Typisch Geheimagent, immer am hetzen, immer in Eile
Wer 'Agent' sagt, der muss auch 'James Bond' sagen - Tomas Alfredson wunderbare Genre-Entmystifizierung 
Dame, König, As, Spion“ hat uns inzwischen eines Besseren gelehrt, doch Stand 1996 ließen sich die Dinge noch etwas anders verlauten. In jedem Jahrzehnt seines ersten Auftrittes hielt James Bond das Zepter des Agenten-Sujets fest in den Händen, bis Ethan Hunt kam und endlich wieder frischen Wind mitbrachte: Ein gewitzter Knabe, kokett, antizipierend, aber auch mit Schwächen, dem Verzweiflung genauso gut steht wie der aufbrausende Übermut. Inmitten des ersten Einsatzes, in dem Hunt es mit einem Duplikat der ominösen NOC-Liste zu tun bekommt, in der alle Decknamen osteuropäischer Agenten eingetragen sind, um durch diese an den Maulwurf in den eigenen Reihen heranzukommen, macht „Mission: Impossible“ bereits augenfällig seine Prämisse deutlich: Nichts ist so, wie es auf den ersten Blick scheint. Da wären wir bei der symptomatischen Marschroute De Palmas, allerdings ist „Mission: Impossible“ sich der Realität vollkommen im Klaren: Der Zuschauer soll etwas herausgefordert, aber nicht frech für blöd verkauft werden. Der fintenreiche Zyniker De Palma fungiert hier nach den Regeln des Studios und lässt den eigenen Wahnsinn in den heimischen vier Wänden.
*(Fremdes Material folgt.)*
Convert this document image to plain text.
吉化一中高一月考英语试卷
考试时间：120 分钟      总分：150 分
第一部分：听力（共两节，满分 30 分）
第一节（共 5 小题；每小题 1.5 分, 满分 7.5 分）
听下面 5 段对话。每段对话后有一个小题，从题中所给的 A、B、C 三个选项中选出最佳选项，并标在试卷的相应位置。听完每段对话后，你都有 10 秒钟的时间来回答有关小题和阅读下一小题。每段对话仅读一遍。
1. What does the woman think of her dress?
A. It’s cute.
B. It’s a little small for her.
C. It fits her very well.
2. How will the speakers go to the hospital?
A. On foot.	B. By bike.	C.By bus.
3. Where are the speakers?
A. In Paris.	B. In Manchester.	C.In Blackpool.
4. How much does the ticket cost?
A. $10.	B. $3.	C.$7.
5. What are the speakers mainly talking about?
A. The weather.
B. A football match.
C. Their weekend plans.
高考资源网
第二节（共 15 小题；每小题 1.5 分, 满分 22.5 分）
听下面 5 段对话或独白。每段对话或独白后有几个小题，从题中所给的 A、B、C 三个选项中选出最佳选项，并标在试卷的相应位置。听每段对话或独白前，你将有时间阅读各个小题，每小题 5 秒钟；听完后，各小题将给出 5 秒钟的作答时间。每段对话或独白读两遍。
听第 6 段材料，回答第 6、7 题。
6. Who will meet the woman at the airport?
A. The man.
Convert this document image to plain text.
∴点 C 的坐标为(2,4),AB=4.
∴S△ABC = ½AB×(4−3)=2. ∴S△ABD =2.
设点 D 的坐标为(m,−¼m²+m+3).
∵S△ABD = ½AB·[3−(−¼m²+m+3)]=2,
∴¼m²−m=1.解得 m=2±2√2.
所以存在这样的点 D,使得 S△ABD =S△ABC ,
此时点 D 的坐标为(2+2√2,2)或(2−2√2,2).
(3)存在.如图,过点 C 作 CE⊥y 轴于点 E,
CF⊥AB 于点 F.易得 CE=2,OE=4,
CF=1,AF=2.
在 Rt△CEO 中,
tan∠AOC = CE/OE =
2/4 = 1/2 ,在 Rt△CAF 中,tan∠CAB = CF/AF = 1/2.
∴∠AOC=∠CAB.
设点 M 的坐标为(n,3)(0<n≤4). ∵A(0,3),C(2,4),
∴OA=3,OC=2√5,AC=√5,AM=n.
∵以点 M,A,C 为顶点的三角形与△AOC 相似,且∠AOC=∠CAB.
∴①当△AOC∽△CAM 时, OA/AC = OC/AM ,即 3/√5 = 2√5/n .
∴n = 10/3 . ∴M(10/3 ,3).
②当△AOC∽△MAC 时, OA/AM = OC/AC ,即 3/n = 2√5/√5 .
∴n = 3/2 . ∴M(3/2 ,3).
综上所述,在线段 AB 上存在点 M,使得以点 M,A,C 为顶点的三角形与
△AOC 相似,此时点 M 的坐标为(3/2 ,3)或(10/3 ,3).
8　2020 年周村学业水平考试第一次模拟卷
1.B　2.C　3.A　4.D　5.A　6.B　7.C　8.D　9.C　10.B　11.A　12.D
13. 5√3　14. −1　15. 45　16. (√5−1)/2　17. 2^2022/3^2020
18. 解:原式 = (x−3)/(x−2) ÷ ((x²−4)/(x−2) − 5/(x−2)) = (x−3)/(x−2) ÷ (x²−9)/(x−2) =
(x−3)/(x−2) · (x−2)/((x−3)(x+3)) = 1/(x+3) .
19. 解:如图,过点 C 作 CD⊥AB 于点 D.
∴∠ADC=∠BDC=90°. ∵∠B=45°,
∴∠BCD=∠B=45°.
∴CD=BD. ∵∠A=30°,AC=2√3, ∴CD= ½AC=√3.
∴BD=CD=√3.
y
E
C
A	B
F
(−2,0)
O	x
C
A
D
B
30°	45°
Vielmehr ist hier ein Kaugummi nicht einfach nur ein Kaugummi, sondern entpuppt sich als kleiner Sprengkörper; eine Brille dient nicht nur zur Verbesserung der Sicht, sondern besitzt eine integrierte Kamera, die Zielpersonen observiert und feinsäuberlich in einer Datenbank abspeichert. „Mission: Impossible“ ist ein Film, in dem eine Wendung die nächste jagt und spinnt daraus ein Netz aus Lügen, Verrat und Intrigen, in dem man keinem Menschen vertrauen kann – vielleicht sogar nicht einmal sich selbst. In diesem Netz müssen sich Protagonisten wie Zuschauer zurecht finden, denn wenn „Mission: Impossible“ einmal davon braust, wird es nahezu unmöglich, den dramaturgischen Faden wieder aufzunehmen, eben weil das Drehbuch so nuanciert und durchdacht daherkommt, sich aber nie mit pseudo-komplexen Orden schmücken möchte. Obgleich „Mission: Impossible“ zuweilen verstrickt wirkt, bleibt er geerdet, spannend und unterhaltsam, weniger auf den großen Effekt ausgelegt, als auf eine ausgetüftelte Story, die Spannungsklimaxen bewusst positioniert und den Zuschauer nicht übersättigen möchte. Zu Recht ein Klassiker, der heute sogar mit seinem Retro-Charme einen Hauch besser gefällt.